Dans un système franco-français, les recruteurs apprécient certes la qualité de ces diplômés triés sur le volet, et l’idéal méritocratique a pu donner aux plus prestigieuses une forte légitimité : elles sélectionnaient sur la valeur intellectuelle, et non sur la classe sociale comme le faisaient leur équivalentes anglaises par exemple. Mais ce brassage social n’est-il pas devenu un mythe ? La part des « héritiers » croît régulièrement et l’élitisme républicain tourne à la fermeture sociologique et à la reproduction sociale. Le système des grandes écoles satisfait sans doute ainsi ceux qui y participent, mais on peut repérer des signes de faiblesse, à la fois en termes de légitimité politique et de qualité de la formation. Car la diversité, aussi bien de conditions sociales que de nationalité, s’impose plus que jamais comme un plus dans un espace économique global où firmes et pays prendraient un gros risque à former des élites monochromes. Un effort de renouvellement s’impose donc, auquel Sciences Po, qui fut longtemps la caricature de l’institution pour « fils à papa », a ouvert la voie : gain de taille, diversification et internationalisation. Le livre récent de son directeur actuel Richard Descoing, Sciences Po. De La Courneuve à Shanghai (Presses de Sciences Po, 2007), montre ainsi comment un effort de démocratisation n’est pas antinomique avec le choix de l’excellence.

Les universités, quant à elles, ont longtemps vécu à l’écart du monde économique et ce n’est que très récemment qu’elles ont commencé à se poser sérieusement la question de l’insertion professionnelle. Jusque vers 1970, hors facultés de droit, de pharmacie et de médecine, leurs diplômés se destinaient majoritairement à la fonction publique. La massification de l’enseignement supérieur a rompu cet équilibre, et si depuis une vingtaine d’années beaucoup d’efforts ont été faits, notamment en deuxième cycle (niveaux M1 et M2), les perspectives des étudiants de premier et de troisième cycle demeurent préoccupantes. Les docteurs peinent à trouver leur place sur le marché du travail et se trouvent confrontés à la concurrence des ingénieurs-docteurs. La question se rejoue dans la construction des carrières de ceux qui ont trouvé du travail. Quant aux premiers cycles, on connaît leurs problèmes : un taux d’échec parfois dramatique, une orientation souvent défectueuse, un encadrement insuffisant, et enfin l’absence des meilleurs éléments, partis pour la plupart en classes préparatoires pour fuir un système dont ils contribuent ainsi à accentuer la dérive.

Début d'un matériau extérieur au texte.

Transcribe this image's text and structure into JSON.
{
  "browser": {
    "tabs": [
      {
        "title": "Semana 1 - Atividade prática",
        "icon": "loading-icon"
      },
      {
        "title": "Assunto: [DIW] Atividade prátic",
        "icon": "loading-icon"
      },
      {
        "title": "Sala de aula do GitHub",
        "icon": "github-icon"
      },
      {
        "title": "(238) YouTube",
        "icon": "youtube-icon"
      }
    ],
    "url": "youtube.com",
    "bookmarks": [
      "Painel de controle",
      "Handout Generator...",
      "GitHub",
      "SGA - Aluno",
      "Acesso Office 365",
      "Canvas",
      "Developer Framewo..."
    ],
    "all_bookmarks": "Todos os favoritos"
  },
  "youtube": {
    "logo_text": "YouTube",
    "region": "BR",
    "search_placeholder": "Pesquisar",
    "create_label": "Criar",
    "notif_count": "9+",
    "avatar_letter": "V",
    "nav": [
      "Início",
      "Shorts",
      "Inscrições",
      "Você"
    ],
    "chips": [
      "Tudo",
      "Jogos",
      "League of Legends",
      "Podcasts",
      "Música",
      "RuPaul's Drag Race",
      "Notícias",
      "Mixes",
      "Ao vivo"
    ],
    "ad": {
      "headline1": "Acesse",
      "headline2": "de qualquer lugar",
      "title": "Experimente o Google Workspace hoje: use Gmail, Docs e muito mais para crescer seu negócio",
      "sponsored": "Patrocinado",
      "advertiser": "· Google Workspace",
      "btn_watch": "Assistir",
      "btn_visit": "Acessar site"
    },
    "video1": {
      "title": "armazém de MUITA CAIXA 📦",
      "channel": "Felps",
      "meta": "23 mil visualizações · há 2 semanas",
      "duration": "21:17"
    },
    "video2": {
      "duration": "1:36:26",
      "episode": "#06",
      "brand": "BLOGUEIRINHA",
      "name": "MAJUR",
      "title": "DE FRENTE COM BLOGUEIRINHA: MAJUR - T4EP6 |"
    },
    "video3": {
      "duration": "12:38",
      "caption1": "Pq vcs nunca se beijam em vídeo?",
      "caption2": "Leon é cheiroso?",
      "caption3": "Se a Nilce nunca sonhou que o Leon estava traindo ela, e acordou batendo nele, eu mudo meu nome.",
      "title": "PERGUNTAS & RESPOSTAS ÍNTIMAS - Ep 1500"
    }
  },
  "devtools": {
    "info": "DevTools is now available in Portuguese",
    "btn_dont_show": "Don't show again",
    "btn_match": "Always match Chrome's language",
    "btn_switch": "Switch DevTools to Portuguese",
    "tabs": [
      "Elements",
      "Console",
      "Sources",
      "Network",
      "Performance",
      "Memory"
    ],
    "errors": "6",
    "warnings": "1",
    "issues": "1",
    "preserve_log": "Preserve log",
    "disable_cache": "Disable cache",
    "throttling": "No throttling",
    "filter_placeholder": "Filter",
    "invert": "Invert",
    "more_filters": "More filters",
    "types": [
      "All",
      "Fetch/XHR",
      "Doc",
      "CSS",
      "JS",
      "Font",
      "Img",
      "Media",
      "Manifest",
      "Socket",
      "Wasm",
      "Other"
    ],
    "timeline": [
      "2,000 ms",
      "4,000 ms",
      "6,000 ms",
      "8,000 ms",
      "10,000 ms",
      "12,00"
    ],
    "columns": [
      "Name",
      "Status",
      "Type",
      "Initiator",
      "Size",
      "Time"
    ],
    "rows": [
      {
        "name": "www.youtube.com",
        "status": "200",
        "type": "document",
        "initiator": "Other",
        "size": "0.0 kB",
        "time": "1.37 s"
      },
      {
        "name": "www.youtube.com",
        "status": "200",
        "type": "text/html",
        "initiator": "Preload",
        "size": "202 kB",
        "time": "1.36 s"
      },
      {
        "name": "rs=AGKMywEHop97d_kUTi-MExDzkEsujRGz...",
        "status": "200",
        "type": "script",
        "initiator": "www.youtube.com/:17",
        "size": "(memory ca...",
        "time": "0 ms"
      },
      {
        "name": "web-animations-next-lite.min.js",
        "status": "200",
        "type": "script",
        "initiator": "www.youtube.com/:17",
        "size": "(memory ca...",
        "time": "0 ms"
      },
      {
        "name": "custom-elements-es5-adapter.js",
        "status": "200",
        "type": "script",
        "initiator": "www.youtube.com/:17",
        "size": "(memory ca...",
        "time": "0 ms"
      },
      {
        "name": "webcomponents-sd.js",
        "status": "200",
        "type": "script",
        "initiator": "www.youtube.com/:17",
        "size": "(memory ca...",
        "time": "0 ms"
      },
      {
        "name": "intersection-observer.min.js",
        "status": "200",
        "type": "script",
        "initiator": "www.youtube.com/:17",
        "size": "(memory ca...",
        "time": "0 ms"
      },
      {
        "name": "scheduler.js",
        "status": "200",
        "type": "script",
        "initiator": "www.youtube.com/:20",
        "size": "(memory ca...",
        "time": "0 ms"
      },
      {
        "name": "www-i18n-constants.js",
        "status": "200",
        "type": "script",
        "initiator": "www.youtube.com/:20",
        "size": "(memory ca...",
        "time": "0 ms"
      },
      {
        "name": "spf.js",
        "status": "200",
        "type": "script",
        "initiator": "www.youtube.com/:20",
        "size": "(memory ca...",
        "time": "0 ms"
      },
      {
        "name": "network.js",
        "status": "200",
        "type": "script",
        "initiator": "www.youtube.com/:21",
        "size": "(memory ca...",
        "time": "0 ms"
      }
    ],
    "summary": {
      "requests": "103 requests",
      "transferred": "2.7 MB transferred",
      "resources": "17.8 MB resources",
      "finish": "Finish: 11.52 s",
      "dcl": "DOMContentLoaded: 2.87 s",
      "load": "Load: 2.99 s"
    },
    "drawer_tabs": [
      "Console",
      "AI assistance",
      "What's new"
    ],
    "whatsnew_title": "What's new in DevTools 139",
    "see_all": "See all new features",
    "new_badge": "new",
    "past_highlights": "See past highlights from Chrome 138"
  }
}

L’autonomie, oui, mais au service d’un projet

Bien qu’elle ait fait l’objet d’une négociation avec diverses parties prenantes dont les principaux syndicats étudiants, la loi sur les libertés et responsabilités des universités a fait l’objet de vives contestations cet automne. Ses quelques avancées vers une plus grande autonomie de gestion méritent pourtant d’être défendues, mais l’inquiétude des étudiants est une réalité à laquelle il convient d’apporter une réponse forte. L’autonomie sera d’autant plus légitime qu’elle sera associée à un projet ambitieux. La question des moyens a été posée, celle du taux d’échec en premier cycle peut sembler encore plus cruciale. La pédagogie notamment doit faire l’objet d’un effort, car les premiers cycles ne peuvent continuer à fonctionner comme si l’université accueillait toujours quelques pourcents d’une classe d’âge. C’est à une révolution culturelle qu’est ici appelée l’institution, qui sans renoncer à la massification doit apprendre à gérer plus finement ses effectifs, ses disciplines et l’orientation de ses étudiants. Sur ce point, une meilleure gouvernance sera un atout décisif, afin de construire des décisions qui ne soient pas le pur et simple reflet d’équilibres entre lobbies locaux. Mais il faudra aussi, il n’est pas inutile de le répéter, des moyens.

Les problèmes dont souffrent les universités et ceux qui affectent les grandes écoles se répondent ; mais de la même façon les unes et les autres ont développé des capacités et des méthodes qui pourraient être une source d’inspiration mutuelle. La gouvernance expérimentée dans les grandes écoles et leur lien fort avec le monde économique offre des leçons au monde universitaire, qui en retour peut inspirer les écoles dans la façon dont il a su articuler enseignement et recherche, même si tout n’est pas parfait.